#3スナフー


■Snafu
前回の続きみたいなところだけど、ホワイトスネイクそのものにはそれほどの思い入れはないけど、カウボーイ・ハットをかぶったスライド・ギタリストのミッキー・ムーディーの姿は、70's末には異彩を放っていた。デイヴィッド・カヴァーデイルの最初のソロ「Whitesnake」から参加してる人で、日本ではほとんど無名な存在。元ジューシー・ルーシー〜スナフーとか言ったって、当時は何の効力もなかった(今でもか)。ジューシー・ルーシーは今では英国スワンプと称されているが、早い話が南部的なフィーリングを持ったブルーズ・ロック。メンバーの出入りが非常に多かったが、解散後ムーディーが結成したのがこのスナフー。
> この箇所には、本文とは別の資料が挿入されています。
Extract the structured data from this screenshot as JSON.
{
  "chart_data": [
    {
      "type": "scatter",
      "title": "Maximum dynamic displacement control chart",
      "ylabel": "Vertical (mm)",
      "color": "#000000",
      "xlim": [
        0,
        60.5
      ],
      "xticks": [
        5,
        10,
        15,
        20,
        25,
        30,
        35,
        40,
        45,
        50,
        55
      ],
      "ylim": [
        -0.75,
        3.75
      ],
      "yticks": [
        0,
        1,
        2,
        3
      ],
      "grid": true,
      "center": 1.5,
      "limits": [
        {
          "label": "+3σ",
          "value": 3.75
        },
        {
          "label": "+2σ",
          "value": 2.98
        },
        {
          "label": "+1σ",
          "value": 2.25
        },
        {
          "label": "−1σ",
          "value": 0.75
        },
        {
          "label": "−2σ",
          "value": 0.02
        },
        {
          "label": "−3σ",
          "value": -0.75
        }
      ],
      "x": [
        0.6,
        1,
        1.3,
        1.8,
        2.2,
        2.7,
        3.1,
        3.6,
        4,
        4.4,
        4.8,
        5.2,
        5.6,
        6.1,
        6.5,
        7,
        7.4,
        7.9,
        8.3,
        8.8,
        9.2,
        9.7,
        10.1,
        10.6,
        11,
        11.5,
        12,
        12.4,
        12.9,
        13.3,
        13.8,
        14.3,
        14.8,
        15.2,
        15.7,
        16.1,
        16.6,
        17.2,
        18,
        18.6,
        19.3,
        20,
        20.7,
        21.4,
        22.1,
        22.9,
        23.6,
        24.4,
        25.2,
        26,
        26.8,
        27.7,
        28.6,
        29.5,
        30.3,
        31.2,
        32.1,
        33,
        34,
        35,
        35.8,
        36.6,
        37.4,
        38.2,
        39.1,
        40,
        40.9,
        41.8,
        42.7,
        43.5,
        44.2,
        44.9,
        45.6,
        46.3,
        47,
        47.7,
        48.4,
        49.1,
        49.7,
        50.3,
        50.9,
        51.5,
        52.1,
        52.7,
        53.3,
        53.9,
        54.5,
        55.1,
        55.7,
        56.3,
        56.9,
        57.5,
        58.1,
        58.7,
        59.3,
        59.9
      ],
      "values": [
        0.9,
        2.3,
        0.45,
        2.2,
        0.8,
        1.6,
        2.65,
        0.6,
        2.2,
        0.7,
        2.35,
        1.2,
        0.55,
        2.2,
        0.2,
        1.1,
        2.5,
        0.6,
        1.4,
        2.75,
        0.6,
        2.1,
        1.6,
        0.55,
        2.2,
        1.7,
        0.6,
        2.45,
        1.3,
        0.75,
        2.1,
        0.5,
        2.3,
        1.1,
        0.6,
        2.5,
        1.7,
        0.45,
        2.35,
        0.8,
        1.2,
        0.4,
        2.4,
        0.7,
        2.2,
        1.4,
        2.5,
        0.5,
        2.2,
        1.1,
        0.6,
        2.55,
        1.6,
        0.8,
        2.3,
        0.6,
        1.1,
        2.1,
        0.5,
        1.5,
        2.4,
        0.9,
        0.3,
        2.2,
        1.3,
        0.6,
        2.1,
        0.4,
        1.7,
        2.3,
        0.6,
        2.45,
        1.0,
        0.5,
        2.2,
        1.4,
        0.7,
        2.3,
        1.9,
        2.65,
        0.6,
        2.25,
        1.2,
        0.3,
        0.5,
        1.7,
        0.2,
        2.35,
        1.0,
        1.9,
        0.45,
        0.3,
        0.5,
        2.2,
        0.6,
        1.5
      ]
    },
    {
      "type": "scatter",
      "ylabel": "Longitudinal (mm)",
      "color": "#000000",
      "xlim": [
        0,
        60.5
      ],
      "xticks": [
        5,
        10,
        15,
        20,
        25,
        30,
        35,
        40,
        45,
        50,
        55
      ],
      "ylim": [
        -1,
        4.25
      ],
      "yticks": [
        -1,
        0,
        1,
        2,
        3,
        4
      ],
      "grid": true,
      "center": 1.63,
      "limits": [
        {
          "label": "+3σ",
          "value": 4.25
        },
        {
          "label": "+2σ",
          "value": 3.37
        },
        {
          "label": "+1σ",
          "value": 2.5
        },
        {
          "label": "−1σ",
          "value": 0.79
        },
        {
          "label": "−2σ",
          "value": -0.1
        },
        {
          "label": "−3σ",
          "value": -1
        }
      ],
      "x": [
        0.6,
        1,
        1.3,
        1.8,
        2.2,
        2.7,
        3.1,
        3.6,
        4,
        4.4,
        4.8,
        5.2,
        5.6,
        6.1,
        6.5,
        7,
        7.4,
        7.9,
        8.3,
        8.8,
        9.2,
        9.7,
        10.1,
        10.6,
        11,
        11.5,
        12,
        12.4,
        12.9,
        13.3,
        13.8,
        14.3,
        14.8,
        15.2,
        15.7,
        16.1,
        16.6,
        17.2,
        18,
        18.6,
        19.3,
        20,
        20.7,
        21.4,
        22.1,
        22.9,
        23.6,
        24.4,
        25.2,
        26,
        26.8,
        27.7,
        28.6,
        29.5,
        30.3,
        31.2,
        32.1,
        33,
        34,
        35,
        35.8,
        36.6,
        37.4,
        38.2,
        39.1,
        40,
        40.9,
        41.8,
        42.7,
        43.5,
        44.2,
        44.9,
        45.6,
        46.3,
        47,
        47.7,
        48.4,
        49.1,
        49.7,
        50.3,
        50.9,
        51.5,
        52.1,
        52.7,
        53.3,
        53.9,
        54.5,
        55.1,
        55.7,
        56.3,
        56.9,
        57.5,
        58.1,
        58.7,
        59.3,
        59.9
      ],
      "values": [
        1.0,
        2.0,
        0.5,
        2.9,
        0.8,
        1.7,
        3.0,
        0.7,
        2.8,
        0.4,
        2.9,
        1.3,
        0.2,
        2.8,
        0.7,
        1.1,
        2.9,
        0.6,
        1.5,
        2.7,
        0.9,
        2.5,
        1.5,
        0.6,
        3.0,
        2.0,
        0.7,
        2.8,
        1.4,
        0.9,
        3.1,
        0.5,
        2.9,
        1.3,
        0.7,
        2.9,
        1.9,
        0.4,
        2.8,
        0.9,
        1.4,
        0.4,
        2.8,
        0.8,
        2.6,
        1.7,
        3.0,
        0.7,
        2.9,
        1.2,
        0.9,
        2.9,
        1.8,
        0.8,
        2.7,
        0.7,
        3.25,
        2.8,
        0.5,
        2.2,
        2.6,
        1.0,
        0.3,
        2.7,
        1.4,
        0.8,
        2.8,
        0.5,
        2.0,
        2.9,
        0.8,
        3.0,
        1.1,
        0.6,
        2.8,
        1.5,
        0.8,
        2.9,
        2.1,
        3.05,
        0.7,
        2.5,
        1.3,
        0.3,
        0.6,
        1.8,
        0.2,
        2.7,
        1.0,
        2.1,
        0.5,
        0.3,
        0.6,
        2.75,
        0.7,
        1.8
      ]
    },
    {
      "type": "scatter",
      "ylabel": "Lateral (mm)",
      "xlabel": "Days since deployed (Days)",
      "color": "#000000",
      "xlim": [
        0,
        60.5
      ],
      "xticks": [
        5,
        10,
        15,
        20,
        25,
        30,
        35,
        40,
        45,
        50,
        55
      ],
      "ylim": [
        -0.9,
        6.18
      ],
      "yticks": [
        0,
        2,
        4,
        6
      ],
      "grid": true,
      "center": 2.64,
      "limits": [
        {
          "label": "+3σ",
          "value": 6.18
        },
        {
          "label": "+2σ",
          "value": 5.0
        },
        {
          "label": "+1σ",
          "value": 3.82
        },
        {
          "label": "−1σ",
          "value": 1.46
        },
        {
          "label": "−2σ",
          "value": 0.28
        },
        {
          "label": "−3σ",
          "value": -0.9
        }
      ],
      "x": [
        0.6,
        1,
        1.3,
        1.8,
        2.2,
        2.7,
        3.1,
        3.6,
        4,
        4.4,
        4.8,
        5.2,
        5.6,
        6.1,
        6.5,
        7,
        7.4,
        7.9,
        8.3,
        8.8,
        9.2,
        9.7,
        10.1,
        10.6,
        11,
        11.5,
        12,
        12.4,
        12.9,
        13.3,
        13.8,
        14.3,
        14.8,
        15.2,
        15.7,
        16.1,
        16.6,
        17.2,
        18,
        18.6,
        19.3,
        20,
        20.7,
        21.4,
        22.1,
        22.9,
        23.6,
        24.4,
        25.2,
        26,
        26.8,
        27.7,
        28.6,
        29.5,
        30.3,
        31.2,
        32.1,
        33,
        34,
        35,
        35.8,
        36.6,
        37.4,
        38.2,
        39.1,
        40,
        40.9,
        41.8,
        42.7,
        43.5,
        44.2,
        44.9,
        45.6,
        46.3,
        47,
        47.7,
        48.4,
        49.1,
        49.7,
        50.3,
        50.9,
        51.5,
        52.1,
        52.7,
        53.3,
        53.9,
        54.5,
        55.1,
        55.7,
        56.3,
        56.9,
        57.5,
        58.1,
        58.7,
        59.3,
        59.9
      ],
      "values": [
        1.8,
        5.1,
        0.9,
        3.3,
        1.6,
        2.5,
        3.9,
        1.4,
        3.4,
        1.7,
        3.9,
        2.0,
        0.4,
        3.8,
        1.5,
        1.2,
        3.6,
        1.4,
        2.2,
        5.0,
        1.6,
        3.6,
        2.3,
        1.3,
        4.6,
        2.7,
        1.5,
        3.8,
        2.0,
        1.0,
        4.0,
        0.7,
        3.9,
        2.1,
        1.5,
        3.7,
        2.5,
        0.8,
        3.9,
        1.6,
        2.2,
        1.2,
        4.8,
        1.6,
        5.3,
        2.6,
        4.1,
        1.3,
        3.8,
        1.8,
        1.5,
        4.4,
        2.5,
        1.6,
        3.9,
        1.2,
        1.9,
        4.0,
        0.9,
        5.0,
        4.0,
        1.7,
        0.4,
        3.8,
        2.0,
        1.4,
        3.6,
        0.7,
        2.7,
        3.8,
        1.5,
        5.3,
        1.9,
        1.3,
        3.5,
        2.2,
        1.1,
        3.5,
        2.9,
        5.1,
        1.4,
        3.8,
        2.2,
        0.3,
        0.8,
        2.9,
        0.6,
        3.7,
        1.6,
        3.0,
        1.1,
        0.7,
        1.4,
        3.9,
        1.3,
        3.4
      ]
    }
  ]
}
後にインタヴューでオールマン・ブラザーズみたいな事がやりたかったと語っているけど、当時の英国では珍しいストレートなサザン・ロック・スタイルだし、更に同時代の黒人音楽(ブルーズやR&Bではなくニュー・ソウル)からの影響も受けている。
メンバーは初期のプロコル・ハルムのdsだったボビー・ハリソン(vo)、パラディンというラテン風味のハードロック・バンドにいたピート・ソリー(kb,fdl)、マーク=アーモンド周辺のセッション・マン、コリン・ギブソン(b)、ムーディーとはトラムラインというバンドで一緒だったテリー・ポップル(ds)の5人。
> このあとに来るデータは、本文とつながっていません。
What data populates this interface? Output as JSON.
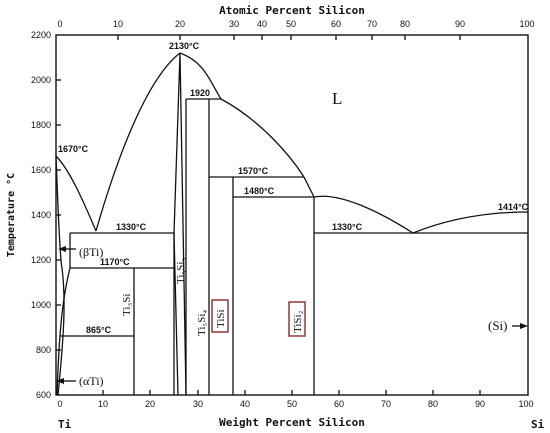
{
  "axes": {
    "top_title": "Atomic Percent Silicon",
    "bottom_title": "Weight Percent Silicon",
    "y_title": "Temperature °C",
    "left_element": "Ti",
    "right_element": "Si",
    "top_ticks": [
      "0",
      "10",
      "20",
      "30",
      "40",
      "50",
      "60",
      "70",
      "80",
      "90",
      "100"
    ],
    "bottom_ticks": [
      "0",
      "10",
      "20",
      "30",
      "40",
      "50",
      "60",
      "70",
      "80",
      "90",
      "100"
    ],
    "y_ticks": [
      "600",
      "800",
      "1000",
      "1200",
      "1400",
      "1600",
      "1800",
      "2000",
      "2200"
    ]
  },
  "temperatures": {
    "t1670": "1670°C",
    "t2130": "2130°C",
    "t1920": "1920",
    "t1570": "1570°C",
    "t1480": "1480°C",
    "t1414": "1414°C",
    "t1330_left": "1330°C",
    "t1330_right": "1330°C",
    "t1170": "1170°C",
    "t865": "865°C"
  },
  "phases": {
    "liquid": "L",
    "beta_ti": "(βTi)",
    "alpha_ti": "(αTi)",
    "si": "(Si)",
    "ti3si": "Ti₃Si",
    "ti5si3": "Ti₅Si₃",
    "ti5si4": "Ti₅Si₄",
    "tisi": "TiSi",
    "tisi2": "TiSi₂"
  },
  "chart_data": {
    "type": "phase-diagram",
    "system": "Ti-Si",
    "xlabel": "Weight Percent Silicon",
    "x2label": "Atomic Percent Silicon",
    "ylabel": "Temperature °C",
    "xlim": [
      0,
      100
    ],
    "ylim": [
      600,
      2200
    ],
    "invariants": [
      {
        "label": "1670°C",
        "x": 0,
        "y": 1670
      },
      {
        "label": "2130°C",
        "x": 26.5,
        "y": 2130
      },
      {
        "label": "1920",
        "x": 32,
        "y": 1920
      },
      {
        "label": "1570°C",
        "x": 37,
        "y": 1570
      },
      {
        "label": "1480°C",
        "x": 37,
        "y": 1480
      },
      {
        "label": "1414°C",
        "x": 100,
        "y": 1414
      },
      {
        "label": "1330°C",
        "x": 8.5,
        "y": 1330
      },
      {
        "label": "1330°C",
        "x": 75,
        "y": 1330
      },
      {
        "label": "1170°C",
        "x": 16.3,
        "y": 1170
      },
      {
        "label": "865°C",
        "x": 16.3,
        "y": 865
      }
    ],
    "phases": [
      "L",
      "(βTi)",
      "(αTi)",
      "(Si)",
      "Ti₃Si",
      "Ti₅Si₃",
      "Ti₅Si₄",
      "TiSi",
      "TiSi₂"
    ]
  }
}
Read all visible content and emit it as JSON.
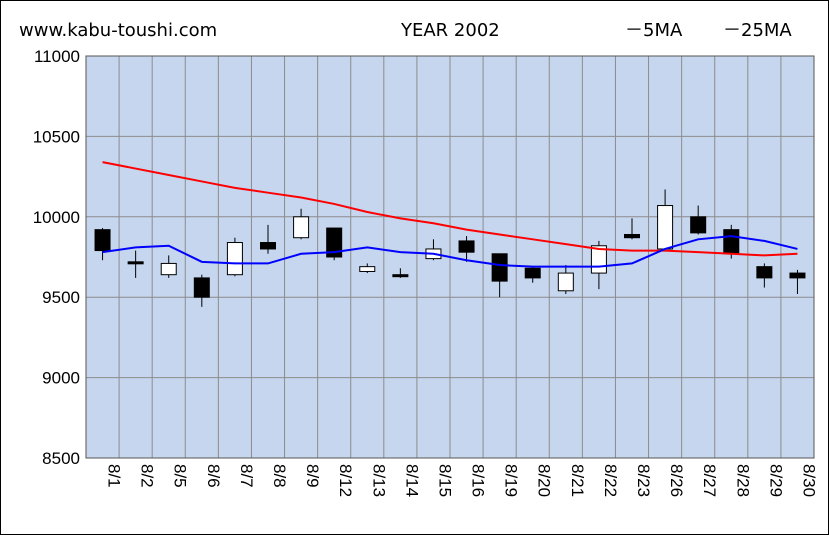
{
  "header": {
    "site": "www.kabu-toushi.com",
    "title": "YEAR 2002",
    "legend_ma5": "－5MA",
    "legend_ma25": "－25MA"
  },
  "colors": {
    "plot_bg": "#c6d6ee",
    "grid": "#8c8c8c",
    "ma5": "#0000ff",
    "ma25": "#ff0000",
    "up_candle": "#ffffff",
    "down_candle": "#000000"
  },
  "chart_data": {
    "type": "candlestick",
    "title": "YEAR 2002",
    "ylim": [
      8500,
      11000
    ],
    "yticks": [
      8500,
      9000,
      9500,
      10000,
      10500,
      11000
    ],
    "ytick_labels": [
      "8500",
      "9000",
      "9500",
      "10000",
      "10500",
      "11000"
    ],
    "grid": true,
    "legend": "top-right",
    "categories": [
      "8/1",
      "8/2",
      "8/5",
      "8/6",
      "8/7",
      "8/8",
      "8/9",
      "8/12",
      "8/13",
      "8/14",
      "8/15",
      "8/16",
      "8/19",
      "8/20",
      "8/21",
      "8/22",
      "8/23",
      "8/26",
      "8/27",
      "8/28",
      "8/29",
      "8/30"
    ],
    "ohlc": [
      {
        "open": 9920,
        "high": 9930,
        "low": 9730,
        "close": 9790
      },
      {
        "open": 9720,
        "high": 9790,
        "low": 9620,
        "close": 9710
      },
      {
        "open": 9640,
        "high": 9760,
        "low": 9620,
        "close": 9710
      },
      {
        "open": 9620,
        "high": 9640,
        "low": 9440,
        "close": 9500
      },
      {
        "open": 9640,
        "high": 9870,
        "low": 9630,
        "close": 9840
      },
      {
        "open": 9840,
        "high": 9950,
        "low": 9770,
        "close": 9800
      },
      {
        "open": 9870,
        "high": 10050,
        "low": 9860,
        "close": 10000
      },
      {
        "open": 9930,
        "high": 9930,
        "low": 9730,
        "close": 9750
      },
      {
        "open": 9660,
        "high": 9710,
        "low": 9650,
        "close": 9690
      },
      {
        "open": 9640,
        "high": 9680,
        "low": 9620,
        "close": 9630
      },
      {
        "open": 9740,
        "high": 9860,
        "low": 9730,
        "close": 9800
      },
      {
        "open": 9850,
        "high": 9880,
        "low": 9720,
        "close": 9780
      },
      {
        "open": 9770,
        "high": 9770,
        "low": 9500,
        "close": 9600
      },
      {
        "open": 9680,
        "high": 9690,
        "low": 9590,
        "close": 9620
      },
      {
        "open": 9540,
        "high": 9700,
        "low": 9520,
        "close": 9650
      },
      {
        "open": 9650,
        "high": 9850,
        "low": 9550,
        "close": 9820
      },
      {
        "open": 9890,
        "high": 9990,
        "low": 9860,
        "close": 9870
      },
      {
        "open": 9800,
        "high": 10170,
        "low": 9790,
        "close": 10070
      },
      {
        "open": 10000,
        "high": 10070,
        "low": 9890,
        "close": 9900
      },
      {
        "open": 9920,
        "high": 9950,
        "low": 9740,
        "close": 9770
      },
      {
        "open": 9690,
        "high": 9710,
        "low": 9560,
        "close": 9620
      },
      {
        "open": 9650,
        "high": 9670,
        "low": 9520,
        "close": 9620
      }
    ],
    "series": [
      {
        "name": "5MA",
        "values": [
          9780,
          9810,
          9820,
          9720,
          9710,
          9710,
          9770,
          9780,
          9810,
          9780,
          9770,
          9730,
          9700,
          9690,
          9690,
          9690,
          9710,
          9800,
          9860,
          9880,
          9850,
          9800
        ]
      },
      {
        "name": "25MA",
        "values": [
          10340,
          10300,
          10260,
          10220,
          10180,
          10150,
          10120,
          10080,
          10030,
          9990,
          9960,
          9920,
          9890,
          9860,
          9830,
          9800,
          9790,
          9790,
          9780,
          9770,
          9760,
          9770
        ]
      }
    ]
  }
}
73年に出たファースト「Snafu」は水牛が耕す奇妙なイラストのジャケット(ロジャー・ディーン)で、当時日本では全く紹介されることがなかったのも十分頷ける内容。つまりはハードロックでもプログレでもない、ブリティッシュ・ロックとしか言いようがないバンドは、レコード会社(フォノグラム)も売れないと判断したんだろう。リリースはWWAというヴァーティゴ傘下のレーベル。演奏は、ムーディーのスライドの入ったサザン・ロック風のもの、ソリーのfiddleの入ったカントリー・ホンクなもの(決してカントリー・ロックには聞こえない)、ファンキーな味付けのものに分けられるが、彼らの真骨頂は3番目のタイプだろう。ソウルからの影響を受けたエレピと繰り返されるワウワウが印象的な"Goodbye USA"、"Drowning In The Sea Of Love"(ジョー・サイモンのカヴァー)は、異様な迫力がある。
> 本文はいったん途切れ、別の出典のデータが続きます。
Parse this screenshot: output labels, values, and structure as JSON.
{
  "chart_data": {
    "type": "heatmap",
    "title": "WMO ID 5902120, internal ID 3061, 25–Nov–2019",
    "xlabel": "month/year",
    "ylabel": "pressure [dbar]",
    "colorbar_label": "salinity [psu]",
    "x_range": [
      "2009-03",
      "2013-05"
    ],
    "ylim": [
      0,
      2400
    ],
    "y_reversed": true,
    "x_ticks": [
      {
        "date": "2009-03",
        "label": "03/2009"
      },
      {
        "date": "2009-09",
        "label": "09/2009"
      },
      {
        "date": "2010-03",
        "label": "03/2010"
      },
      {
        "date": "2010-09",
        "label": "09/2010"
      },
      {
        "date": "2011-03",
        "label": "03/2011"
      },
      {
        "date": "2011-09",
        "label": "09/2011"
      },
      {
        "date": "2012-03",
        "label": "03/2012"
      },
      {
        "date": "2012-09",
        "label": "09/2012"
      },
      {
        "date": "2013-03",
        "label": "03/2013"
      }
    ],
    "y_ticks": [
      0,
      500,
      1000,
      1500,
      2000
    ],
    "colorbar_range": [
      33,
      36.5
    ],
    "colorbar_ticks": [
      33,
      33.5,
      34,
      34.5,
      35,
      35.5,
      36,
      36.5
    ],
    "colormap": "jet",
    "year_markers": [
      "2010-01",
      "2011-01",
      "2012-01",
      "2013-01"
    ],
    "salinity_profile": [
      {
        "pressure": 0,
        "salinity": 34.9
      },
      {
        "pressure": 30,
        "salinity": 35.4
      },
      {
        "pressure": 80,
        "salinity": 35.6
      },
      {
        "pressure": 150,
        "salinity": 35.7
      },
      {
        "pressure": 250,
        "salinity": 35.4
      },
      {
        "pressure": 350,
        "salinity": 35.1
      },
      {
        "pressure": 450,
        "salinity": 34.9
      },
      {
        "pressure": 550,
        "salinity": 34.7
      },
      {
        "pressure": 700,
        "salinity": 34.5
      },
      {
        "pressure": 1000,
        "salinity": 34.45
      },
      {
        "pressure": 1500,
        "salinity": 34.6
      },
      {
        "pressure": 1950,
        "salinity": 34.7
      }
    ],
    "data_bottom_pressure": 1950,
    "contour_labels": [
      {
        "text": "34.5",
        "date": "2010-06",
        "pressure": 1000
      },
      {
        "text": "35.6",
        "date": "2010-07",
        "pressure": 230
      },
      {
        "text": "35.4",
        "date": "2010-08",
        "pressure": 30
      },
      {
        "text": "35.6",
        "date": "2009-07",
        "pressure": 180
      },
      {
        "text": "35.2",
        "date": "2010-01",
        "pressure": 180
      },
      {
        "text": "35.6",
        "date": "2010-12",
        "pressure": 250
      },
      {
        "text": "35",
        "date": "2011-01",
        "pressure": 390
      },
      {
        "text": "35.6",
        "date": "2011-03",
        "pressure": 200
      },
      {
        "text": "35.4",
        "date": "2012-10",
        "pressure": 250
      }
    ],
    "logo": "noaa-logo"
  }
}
奇妙なバンド名はSituation Normal All Funked Up(第二次大戦の前線兵士でのスラングで、「大混乱」の意味)から成る。ちなみのセカンドは「Situation Normal」、サードは「All Funked Up」という、何も考えてないぶりも楽しい。僕が初めてこのバンドの音を聞いたのは、80'sの半ば上京して下北フラッシュで「買い付け」したボロい米盤LPだった。その後独RepertoireからCD化、現在はファーストはセカンド2in1で英Angel AirからCD化されている。
バンドは3年活動したが売れなかったことを理由に解散。ムーディーはそのままカヴァーデイルの元に。ソリーも一時期ホワイトスネイクのメンバーだったこともあるが、その後プロデューサーに。ハリスンは、ノーバディー・ビジネスに参加する。